I've actually never had it....now it sort of grosses me out.
Candy cigarettes. My grandmother would buy them for me though. She would smoke her Gauloises, and I would "'puff" away on my candy version. I grew up to be a non-smoker nonetheless.
As a child, my parents didn't allow me to eat lots of food such as white bread etc. There were a couple of things I REALLY wanted to eat and begged for, but they said no way to:
1. Bacon
2. Toaster muffins
3. The "shell" chocolate sauce that you pour on icecream.
Was there anything that you weren't allowed to eat as a child? Have you had it since you grew up, or did the desire for it diminish? If you're a parent, are there foods that you won't let your own little ones eat?
Your parents wouldn't let you eat bacon???!!!???
OMG, unless you are Jewish and observe a Kosher diet, AAAAARRRRRGGGGGHHHHH!!!!!!!!!!
I would have run off and joined the circus...
My mother had a pathological hatred of Kool-Aid, popsicles, anything with red dye in it, sweet cereals, those little packages of shaved lunch meat, and soda.
She did however always have an abundance of fresh fruit available for the taking.
With my own kids I'm not quite as food Nazi as my folks were, but I share her dislike of giving soda to kids.
I am more ancient than most of you. OP, chocolate shell and toaster pastries were not invented yet when I was a kid. We were raised on butter, cream, whole milk, donuts, homemade cakes, pies and cookies, and yet we were thin. I'm thinking we were not given Coke, Pepsi and other sodas unless we were at a soda fountain, and it was a special thing. Even raising my kids in the 70's and 80's soft drinks were something we never had in the house.

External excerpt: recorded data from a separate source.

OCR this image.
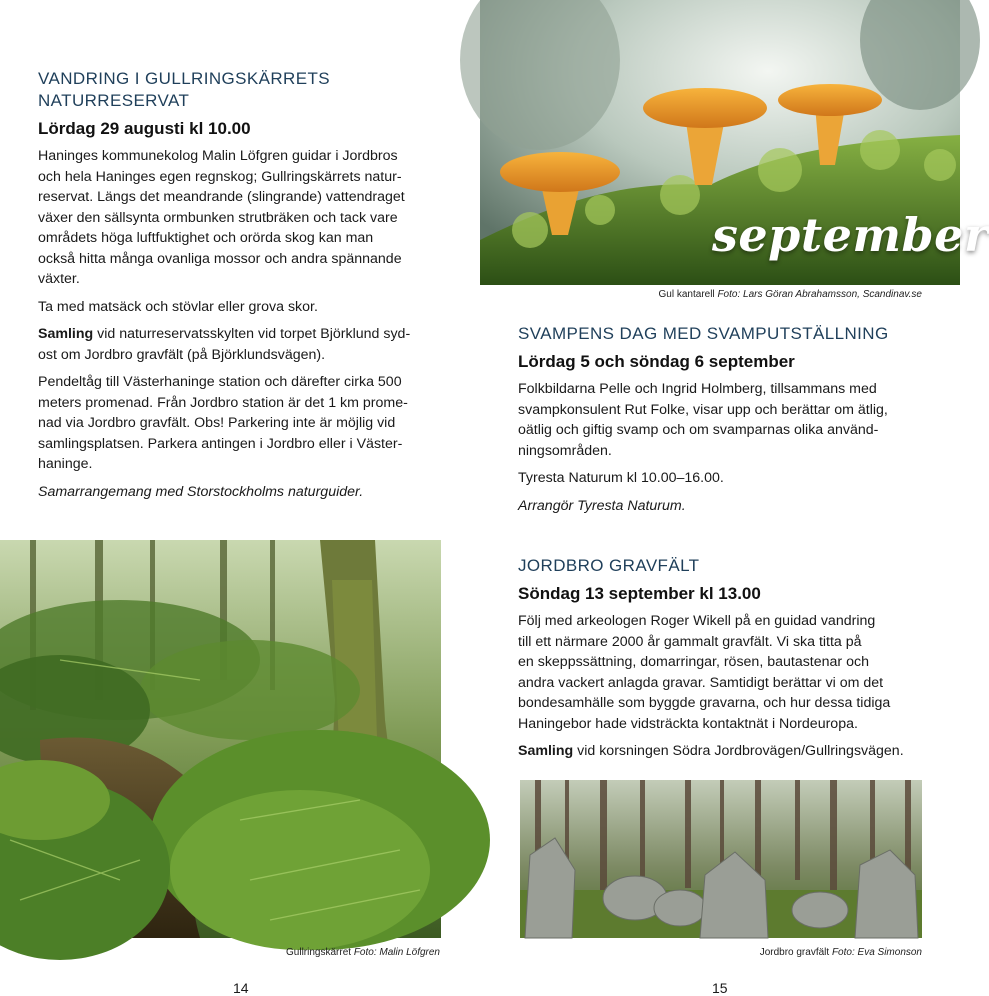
VANDRING I GULLRINGSKÄRRETS
NATURRESERVAT
Lördag 29 augusti kl 10.00
Haninges kommunekolog Malin Löfgren guidar i Jordbros
och hela Haninges egen regnskog; Gullringskärrets natur-
reservat. Längs det meandrande (slingrande) vattendraget
växer den sällsynta ormbunken strutbräken och tack vare
områdets höga luftfuktighet och orörda skog kan man
också hitta många ovanliga mossor och andra spännande
växter.
Ta med matsäck och stövlar eller grova skor.
Samling vid naturreservatsskylten vid torpet Björklund syd-
ost om Jordbro gravfält (på Björklundsvägen).
Pendeltåg till Västerhaninge station och därefter cirka 500
meters promenad. Från Jordbro station är det 1 km prome-
nad via Jordbro gravfält. Obs! Parkering inte är möjlig vid
samlingsplatsen. Parkera antingen i Jordbro eller i Väster-
haninge.
Samarrangemang med Storstockholms naturguider.
Gullringskärret Foto: Malin Löfgren
14
september
Gul kantarell Foto: Lars Göran Abrahamsson, Scandinav.se
SVAMPENS DAG MED SVAMPUTSTÄLLNING
Lördag 5 och söndag 6 september
Folkbildarna Pelle och Ingrid Holmberg, tillsammans med
svampkonsulent Rut Folke, visar upp och berättar om ätlig,
oätlig och giftig svamp och om svamparnas olika använd-
ningsområden.
Tyresta Naturum kl 10.00–16.00.
Arrangör Tyresta Naturum.
JORDBRO GRAVFÄLT
Söndag 13 september kl 13.00
Följ med arkeologen Roger Wikell på en guidad vandring
till ett närmare 2000 år gammalt gravfält. Vi ska titta på
en skeppssättning, domarringar, rösen, bautastenar och
andra vackert anlagda gravar. Samtidigt berättar vi om det
bondesamhälle som byggde gravarna, och hur dessa tidiga
Haningebor hade vidsträckta kontaktnät i Nordeuropa.
Samling vid korsningen Södra Jordbrovägen/Gullringsvägen.
Jordbro gravfält Foto: Eva Simonson
15
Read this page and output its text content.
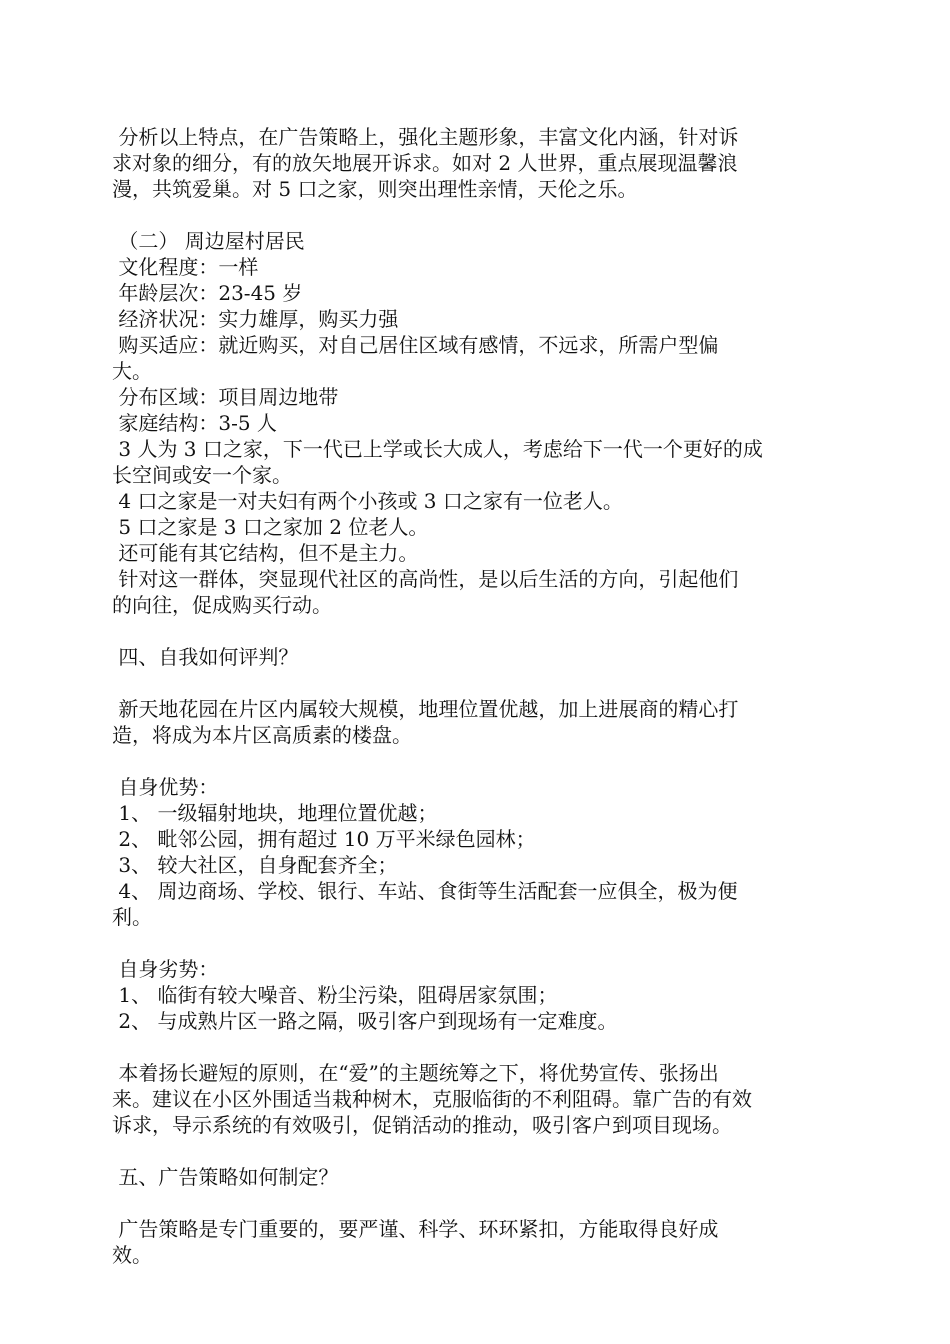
分析以上特点，在广告策略上，强化主题形象，丰富文化内涵，针对诉

求对象的细分，有的放矢地展开诉求。如对 2 人世界，重点展现温馨浪

漫，共筑爱巢。对 5 口之家，则突出理性亲情，天伦之乐。

（二） 周边屋村居民

文化程度：一样

年龄层次：23-45 岁

经济状况：实力雄厚，购买力强

购买适应：就近购买，对自己居住区域有感情，不远求，所需户型偏

大。

分布区域：项目周边地带

家庭结构：3-5 人

3 人为 3 口之家，下一代已上学或长大成人，考虑给下一代一个更好的成

长空间或安一个家。

4 口之家是一对夫妇有两个小孩或 3 口之家有一位老人。

5 口之家是 3 口之家加 2 位老人。

还可能有其它结构，但不是主力。

针对这一群体，突显现代社区的高尚性，是以后生活的方向，引起他们

的向往，促成购买行动。

四、自我如何评判？

新天地花园在片区内属较大规模，地理位置优越，加上进展商的精心打

造，将成为本片区高质素的楼盘。

自身优势：

1、 一级辐射地块，地理位置优越；

2、 毗邻公园，拥有超过 10 万平米绿色园林；

3、 较大社区，自身配套齐全；

4、 周边商场、学校、银行、车站、食街等生活配套一应俱全，极为便

利。

自身劣势：

1、 临街有较大噪音、粉尘污染，阻碍居家氛围；

2、 与成熟片区一路之隔，吸引客户到现场有一定难度。

本着扬长避短的原则，在“爱”的主题统筹之下，将优势宣传、张扬出

来。建议在小区外围适当栽种树木，克服临街的不利阻碍。靠广告的有效

诉求，导示系统的有效吸引，促销活动的推动，吸引客户到项目现场。

五、广告策略如何制定？

广告策略是专门重要的，要严谨、科学、环环紧扣，方能取得良好成

效。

There was nothing forbidden, but 99% of the food in our house came from our garden or our livestock. Didn't leave much room for crap. I seriously remember as a young child wondering why people would buy vegetables from the store, not realizing that not everyone had an enormous garden or moms that did canning/preserving.
We did always have Coca-Cola in the house, though; 16 oz. glass deposit bottles when I was super young (early-mid eighties), and cases of cans thereafter, because my dad loved it, but it was kept in a locked cabinet. It wasn't so much forbidden for kids, as doled out at parental discretion.

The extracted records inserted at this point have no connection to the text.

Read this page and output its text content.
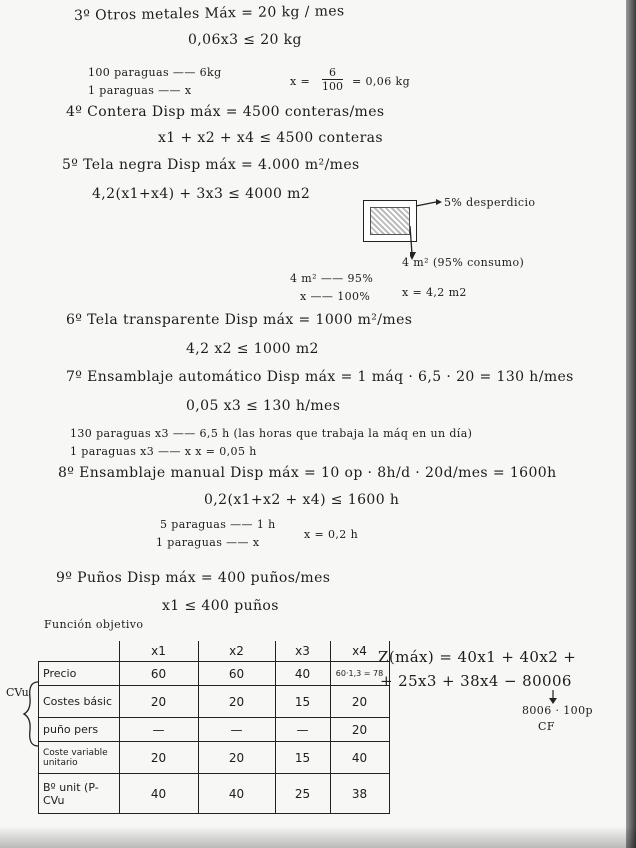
3º Otros metales Máx = 20 kg / mes
0,06x3 ≤ 20 kg
100 paraguas —— 6kg
1 paraguas —— x
$x = \frac{6}{100} = 0,06$ kg
4º Contera Disp máx = 4500 conteras/mes
x1 + x2 + x4 ≤ 4500 conteras
5º Tela negra Disp máx = 4.000 m²/mes
4,2(x1+x4) + 3x3 ≤ 4000 m2
5% desperdicio
4 m² (95% consumo)
4 m² —— 95%
x —— 100%	x = 4,2 m2
6º Tela transparente Disp máx = 1000 m²/mes
4,2 x2 ≤ 1000 m2
7º Ensamblaje automático Disp máx = 1 máq · 6,5 · 20 = 130 h/mes
0,05 x3 ≤ 130 h/mes
130 paraguas x3 —— 6,5 h (las horas que trabaja la máq en un día)
1 paraguas x3 —— x x = 0,05 h
8º Ensamblaje manual Disp máx = 10 op · 8h/d · 20d/mes = 1600h
0,2(x1+x2 + x4) ≤ 1600 h
5 paraguas —— 1 h
1 paraguas —— x
x = 0,2 h
9º Puños Disp máx = 400 puños/mes
x1 ≤ 400 puños
Función objetivo
CVu
	x1	x2	x3	x4
Precio	60	60	40	60·1,3 = 78
Costes básic	20	20	15	20
puño pers	—	—	—	20
Coste variable unitario	20	20	15	40
Bº unit (P-CVu	40	40	25	38
Z(máx) = 40x1 + 40x2 +
+ 25x3 + 38x4 − 80006
8006 · 100p
CF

I was born in the late 70s, and my parents were very live-off-the-land, organic-before-it-was-called-organic types, and I never did eat commercial baby food. My mom milled the grownups' food for me in a food mill, I ate what they ate. When my twin brothers were born, and my sister soon after, she went to jarred food, though, because her hands were too full with four kids six and under. Same thing happened with diapers...I wore washable cotton diapers, all my sibs wore disposables. That many kids in cotton diapers at once would have generated more wash than she could have kept up with, and there wasn't diaper service at the time (if there had been, we'd have likely not used it anyway).